Guterl was not the only woman to make history in ultrarunning this year. In October, Camille Herron set a world best when she won the International Association of Ultrarunners 24-Hour World Championship. Herron covered 167.8 miles in 24 hours and led the U.S. to an overall team victory.


Geoffrey Kamworor Breaks Half Marathon World Record

Holding a 4:25-mile pace, Geoffrey Kamworor of Kenya shattered the world record at the Copenhagen Half Marathon in September, running 58:01. The performance, which was 17 seconds faster than the previous record, took place in the same city where the 26-year-old won his first of three half marathon world championship titles in 2014. The distance star went on to prove his range later this year when he won the 2019 New York City Marathon.


Joyciline Jepkosgei Debuts in NYC Marathon, Beats Mary Keitany

In her first marathon, Joyciline Jepkosgei of Kenya secured a title in a major upset.
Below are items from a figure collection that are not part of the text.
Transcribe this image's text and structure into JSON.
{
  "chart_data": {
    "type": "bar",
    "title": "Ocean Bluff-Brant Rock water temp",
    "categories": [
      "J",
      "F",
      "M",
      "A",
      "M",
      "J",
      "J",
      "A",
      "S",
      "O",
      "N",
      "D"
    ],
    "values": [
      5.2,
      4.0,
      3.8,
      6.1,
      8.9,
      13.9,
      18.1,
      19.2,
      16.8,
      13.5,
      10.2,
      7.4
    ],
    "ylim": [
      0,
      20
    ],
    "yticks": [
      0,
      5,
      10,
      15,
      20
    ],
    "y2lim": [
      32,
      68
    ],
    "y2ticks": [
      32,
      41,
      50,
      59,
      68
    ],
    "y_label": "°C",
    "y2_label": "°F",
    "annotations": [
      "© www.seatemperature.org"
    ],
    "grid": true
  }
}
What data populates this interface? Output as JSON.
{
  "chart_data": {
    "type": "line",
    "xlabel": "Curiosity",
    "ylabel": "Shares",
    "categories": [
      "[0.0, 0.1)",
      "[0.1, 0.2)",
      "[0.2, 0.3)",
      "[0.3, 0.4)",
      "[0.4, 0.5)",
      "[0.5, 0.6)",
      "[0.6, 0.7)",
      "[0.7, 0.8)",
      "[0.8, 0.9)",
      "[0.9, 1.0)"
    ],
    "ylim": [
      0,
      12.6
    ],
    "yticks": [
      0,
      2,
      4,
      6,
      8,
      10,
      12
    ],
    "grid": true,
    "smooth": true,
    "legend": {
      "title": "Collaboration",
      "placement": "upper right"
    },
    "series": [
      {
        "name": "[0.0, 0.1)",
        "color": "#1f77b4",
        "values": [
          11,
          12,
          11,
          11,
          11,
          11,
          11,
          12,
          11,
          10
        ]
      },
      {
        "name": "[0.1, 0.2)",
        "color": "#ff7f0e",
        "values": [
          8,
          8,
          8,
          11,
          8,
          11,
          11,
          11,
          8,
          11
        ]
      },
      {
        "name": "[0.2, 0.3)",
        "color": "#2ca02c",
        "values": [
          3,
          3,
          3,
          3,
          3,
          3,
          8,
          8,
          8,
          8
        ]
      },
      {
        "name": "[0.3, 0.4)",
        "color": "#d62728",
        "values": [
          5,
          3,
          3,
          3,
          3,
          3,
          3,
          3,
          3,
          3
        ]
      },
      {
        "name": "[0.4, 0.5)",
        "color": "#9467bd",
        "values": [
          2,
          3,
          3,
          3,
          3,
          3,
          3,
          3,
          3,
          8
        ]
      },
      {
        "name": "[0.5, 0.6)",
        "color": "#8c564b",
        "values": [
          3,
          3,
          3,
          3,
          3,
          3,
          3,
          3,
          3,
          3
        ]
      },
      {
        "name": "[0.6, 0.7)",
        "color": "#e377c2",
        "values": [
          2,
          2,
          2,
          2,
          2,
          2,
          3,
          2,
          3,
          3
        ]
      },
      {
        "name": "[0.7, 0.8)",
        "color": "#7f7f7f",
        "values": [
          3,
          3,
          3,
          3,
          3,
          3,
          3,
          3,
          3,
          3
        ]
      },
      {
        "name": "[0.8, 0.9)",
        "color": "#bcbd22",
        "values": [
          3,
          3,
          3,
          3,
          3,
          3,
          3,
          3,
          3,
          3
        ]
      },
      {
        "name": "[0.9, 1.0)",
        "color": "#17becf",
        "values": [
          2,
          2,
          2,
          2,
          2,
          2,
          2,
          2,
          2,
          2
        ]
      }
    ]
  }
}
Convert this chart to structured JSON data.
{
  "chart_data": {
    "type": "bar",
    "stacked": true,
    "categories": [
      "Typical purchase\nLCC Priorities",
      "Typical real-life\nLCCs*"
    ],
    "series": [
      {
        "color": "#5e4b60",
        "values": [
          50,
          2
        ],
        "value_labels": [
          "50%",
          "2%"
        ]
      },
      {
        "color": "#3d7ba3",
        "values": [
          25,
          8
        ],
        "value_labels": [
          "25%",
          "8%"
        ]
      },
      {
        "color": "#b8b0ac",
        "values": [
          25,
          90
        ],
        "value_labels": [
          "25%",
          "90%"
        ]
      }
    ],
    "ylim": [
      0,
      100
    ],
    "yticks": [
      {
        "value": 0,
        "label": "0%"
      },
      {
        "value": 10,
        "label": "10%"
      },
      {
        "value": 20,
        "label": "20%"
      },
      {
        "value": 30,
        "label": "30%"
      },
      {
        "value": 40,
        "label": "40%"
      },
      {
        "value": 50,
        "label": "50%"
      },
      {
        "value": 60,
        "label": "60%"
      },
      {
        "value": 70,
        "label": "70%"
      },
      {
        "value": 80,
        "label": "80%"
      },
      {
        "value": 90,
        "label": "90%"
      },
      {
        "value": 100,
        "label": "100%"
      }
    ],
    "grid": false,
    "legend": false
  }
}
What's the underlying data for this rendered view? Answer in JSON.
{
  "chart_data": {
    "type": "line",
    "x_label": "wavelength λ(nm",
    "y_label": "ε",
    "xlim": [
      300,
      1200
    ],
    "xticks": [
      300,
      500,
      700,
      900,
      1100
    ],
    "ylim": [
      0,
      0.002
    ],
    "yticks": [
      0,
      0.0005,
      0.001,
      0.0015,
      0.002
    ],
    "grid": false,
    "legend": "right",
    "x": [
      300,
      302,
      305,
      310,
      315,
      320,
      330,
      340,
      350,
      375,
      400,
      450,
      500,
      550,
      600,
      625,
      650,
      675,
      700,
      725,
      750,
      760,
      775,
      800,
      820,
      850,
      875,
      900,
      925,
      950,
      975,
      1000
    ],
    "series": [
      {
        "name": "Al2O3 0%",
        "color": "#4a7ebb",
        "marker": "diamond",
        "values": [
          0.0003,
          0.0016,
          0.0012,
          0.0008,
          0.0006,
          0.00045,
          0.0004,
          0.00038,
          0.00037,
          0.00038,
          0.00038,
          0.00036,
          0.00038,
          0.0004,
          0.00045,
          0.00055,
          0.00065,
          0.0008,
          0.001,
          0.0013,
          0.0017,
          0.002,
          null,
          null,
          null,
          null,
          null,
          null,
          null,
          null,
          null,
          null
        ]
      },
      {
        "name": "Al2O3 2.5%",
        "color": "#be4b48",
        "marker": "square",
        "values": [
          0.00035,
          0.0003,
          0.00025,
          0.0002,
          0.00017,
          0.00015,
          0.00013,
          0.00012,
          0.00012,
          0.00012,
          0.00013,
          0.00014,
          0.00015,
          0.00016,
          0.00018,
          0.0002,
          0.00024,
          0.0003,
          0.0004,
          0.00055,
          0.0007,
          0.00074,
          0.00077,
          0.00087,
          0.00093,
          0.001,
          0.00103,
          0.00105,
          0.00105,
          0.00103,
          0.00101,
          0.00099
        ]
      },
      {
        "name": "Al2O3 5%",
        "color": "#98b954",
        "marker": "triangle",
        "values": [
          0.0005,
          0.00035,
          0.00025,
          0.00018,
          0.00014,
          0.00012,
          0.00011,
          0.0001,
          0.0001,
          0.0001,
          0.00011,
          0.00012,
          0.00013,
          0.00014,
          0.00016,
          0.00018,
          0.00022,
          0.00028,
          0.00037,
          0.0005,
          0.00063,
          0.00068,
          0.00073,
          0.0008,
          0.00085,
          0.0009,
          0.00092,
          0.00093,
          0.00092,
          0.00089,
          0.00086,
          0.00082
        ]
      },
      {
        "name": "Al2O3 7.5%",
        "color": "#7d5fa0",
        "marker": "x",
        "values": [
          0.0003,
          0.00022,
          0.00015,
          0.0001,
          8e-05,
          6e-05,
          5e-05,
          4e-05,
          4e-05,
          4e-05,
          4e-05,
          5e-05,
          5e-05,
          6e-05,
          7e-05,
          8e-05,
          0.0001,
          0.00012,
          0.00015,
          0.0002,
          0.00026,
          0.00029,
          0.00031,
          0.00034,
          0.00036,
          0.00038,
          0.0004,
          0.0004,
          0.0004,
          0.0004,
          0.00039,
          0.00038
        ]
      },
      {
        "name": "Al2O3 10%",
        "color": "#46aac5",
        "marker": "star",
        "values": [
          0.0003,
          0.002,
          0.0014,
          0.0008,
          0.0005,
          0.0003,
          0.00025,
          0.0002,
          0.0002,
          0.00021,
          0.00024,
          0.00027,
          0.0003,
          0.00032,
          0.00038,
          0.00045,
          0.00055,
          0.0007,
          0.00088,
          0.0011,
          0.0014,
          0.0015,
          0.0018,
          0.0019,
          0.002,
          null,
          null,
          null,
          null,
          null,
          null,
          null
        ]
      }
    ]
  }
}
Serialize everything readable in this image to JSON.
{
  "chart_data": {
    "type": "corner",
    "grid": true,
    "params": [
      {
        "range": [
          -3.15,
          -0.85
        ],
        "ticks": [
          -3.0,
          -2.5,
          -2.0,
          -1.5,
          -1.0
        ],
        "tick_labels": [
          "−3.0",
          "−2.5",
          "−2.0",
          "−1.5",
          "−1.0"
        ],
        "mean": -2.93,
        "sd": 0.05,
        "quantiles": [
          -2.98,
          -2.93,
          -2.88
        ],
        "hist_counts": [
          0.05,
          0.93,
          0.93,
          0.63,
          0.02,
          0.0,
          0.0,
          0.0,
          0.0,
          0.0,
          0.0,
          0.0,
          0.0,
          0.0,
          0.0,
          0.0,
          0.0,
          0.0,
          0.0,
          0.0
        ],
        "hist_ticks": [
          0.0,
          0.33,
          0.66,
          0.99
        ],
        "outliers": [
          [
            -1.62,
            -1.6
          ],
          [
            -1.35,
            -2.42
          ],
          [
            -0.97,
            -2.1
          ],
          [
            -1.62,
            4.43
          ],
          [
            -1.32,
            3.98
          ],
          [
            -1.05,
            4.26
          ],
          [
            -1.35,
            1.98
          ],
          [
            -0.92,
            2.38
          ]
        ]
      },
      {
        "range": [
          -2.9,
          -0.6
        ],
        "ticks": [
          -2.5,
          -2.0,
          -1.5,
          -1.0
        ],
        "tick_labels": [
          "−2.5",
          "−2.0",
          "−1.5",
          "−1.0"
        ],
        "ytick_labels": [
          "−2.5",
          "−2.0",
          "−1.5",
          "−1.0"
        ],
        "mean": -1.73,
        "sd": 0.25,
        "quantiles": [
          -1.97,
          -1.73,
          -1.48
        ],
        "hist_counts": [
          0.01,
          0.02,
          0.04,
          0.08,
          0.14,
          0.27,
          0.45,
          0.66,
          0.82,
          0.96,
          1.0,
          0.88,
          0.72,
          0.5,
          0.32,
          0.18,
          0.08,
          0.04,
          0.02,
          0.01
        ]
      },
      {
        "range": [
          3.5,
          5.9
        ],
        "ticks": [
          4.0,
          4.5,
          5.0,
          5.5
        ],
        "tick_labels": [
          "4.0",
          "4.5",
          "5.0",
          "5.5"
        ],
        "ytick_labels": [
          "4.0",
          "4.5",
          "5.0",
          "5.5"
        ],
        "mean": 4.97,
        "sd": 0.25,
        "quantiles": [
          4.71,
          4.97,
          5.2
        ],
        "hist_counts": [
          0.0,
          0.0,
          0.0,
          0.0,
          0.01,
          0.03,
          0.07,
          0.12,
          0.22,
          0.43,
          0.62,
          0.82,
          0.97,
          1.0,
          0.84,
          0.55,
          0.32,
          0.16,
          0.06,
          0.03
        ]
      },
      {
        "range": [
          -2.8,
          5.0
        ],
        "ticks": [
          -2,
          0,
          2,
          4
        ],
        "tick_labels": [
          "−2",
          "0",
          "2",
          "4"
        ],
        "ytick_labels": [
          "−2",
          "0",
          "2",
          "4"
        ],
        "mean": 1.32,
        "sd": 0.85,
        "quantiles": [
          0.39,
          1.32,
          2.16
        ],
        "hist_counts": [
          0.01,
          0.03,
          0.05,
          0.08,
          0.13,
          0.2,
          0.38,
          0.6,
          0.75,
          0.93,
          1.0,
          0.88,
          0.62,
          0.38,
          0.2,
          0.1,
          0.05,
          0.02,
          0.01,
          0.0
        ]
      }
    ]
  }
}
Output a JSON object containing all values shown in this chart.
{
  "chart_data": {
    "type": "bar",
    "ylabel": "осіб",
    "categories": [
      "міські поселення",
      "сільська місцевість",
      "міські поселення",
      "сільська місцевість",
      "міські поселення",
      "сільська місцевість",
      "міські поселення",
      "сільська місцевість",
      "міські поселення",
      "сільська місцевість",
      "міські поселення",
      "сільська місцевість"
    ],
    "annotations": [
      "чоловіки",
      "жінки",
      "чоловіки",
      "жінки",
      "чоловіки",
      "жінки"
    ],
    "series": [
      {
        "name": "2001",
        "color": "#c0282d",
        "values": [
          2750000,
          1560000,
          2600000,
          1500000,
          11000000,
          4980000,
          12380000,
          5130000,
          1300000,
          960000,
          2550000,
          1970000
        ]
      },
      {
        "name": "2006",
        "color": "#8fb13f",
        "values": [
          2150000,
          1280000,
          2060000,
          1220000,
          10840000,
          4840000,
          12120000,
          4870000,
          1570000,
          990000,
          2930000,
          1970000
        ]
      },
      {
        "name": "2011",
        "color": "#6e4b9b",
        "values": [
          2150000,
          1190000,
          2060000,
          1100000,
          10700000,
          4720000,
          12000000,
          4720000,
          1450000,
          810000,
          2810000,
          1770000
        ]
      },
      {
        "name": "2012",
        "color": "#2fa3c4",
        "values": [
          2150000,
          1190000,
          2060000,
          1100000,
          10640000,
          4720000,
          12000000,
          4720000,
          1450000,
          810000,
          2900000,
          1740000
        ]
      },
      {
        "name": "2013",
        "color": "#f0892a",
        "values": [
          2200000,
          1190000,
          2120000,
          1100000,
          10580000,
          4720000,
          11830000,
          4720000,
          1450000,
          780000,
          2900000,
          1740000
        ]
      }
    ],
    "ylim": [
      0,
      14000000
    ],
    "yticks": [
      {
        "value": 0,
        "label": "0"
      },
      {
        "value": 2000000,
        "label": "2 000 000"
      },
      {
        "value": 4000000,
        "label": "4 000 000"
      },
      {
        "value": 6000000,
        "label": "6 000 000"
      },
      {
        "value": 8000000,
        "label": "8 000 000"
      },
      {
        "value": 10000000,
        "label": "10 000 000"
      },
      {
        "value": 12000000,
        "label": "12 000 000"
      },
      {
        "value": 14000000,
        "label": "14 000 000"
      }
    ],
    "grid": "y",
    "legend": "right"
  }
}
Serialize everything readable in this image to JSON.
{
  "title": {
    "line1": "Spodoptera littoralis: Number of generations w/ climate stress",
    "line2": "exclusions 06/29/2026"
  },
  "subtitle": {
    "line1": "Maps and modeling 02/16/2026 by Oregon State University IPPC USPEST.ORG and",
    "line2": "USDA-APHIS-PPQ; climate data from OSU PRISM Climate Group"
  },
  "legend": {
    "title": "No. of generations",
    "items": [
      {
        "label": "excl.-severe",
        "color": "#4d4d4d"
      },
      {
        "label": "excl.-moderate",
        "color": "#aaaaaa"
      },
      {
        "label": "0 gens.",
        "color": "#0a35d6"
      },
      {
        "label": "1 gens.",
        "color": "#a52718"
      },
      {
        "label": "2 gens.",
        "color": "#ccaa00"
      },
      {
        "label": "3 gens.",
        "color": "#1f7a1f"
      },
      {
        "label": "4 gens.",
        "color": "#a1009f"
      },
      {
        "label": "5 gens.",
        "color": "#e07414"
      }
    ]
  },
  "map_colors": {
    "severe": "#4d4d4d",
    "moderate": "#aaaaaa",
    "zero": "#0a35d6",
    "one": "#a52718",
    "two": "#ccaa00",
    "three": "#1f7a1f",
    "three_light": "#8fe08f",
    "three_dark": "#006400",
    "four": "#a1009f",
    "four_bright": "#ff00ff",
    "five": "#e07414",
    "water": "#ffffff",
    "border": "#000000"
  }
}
The half marathon world record-holder raced like a veteran in the New York City Marathon to beat four-time champion Mary Keitany in a winning time of 2:22:38, only seven seconds shy of the course record.


Kenenisa Bekele Wins Berlin Marathon 2 Seconds Shy of World Record

One year after Eliud Kipchoge set a world record that many believed would be untouchable for at least a few years, Kenenisa Bekele nearly surpassed it at the Berlin Marathon. The 37-year-old Ethiopian won the race in 2:01:41, just two seconds shy of Kipchoge’s record. The performance was a personal best by 80 seconds and an impressive return to form after battling several injuries over the past few years.

“I don’t give up. I have had difficult injuries, until only three months ago, but I am happy to run my personal best,” he said. “I had a tight hamstring at 31K and had to slow down, but then it recovered and I was able to retake the lead.”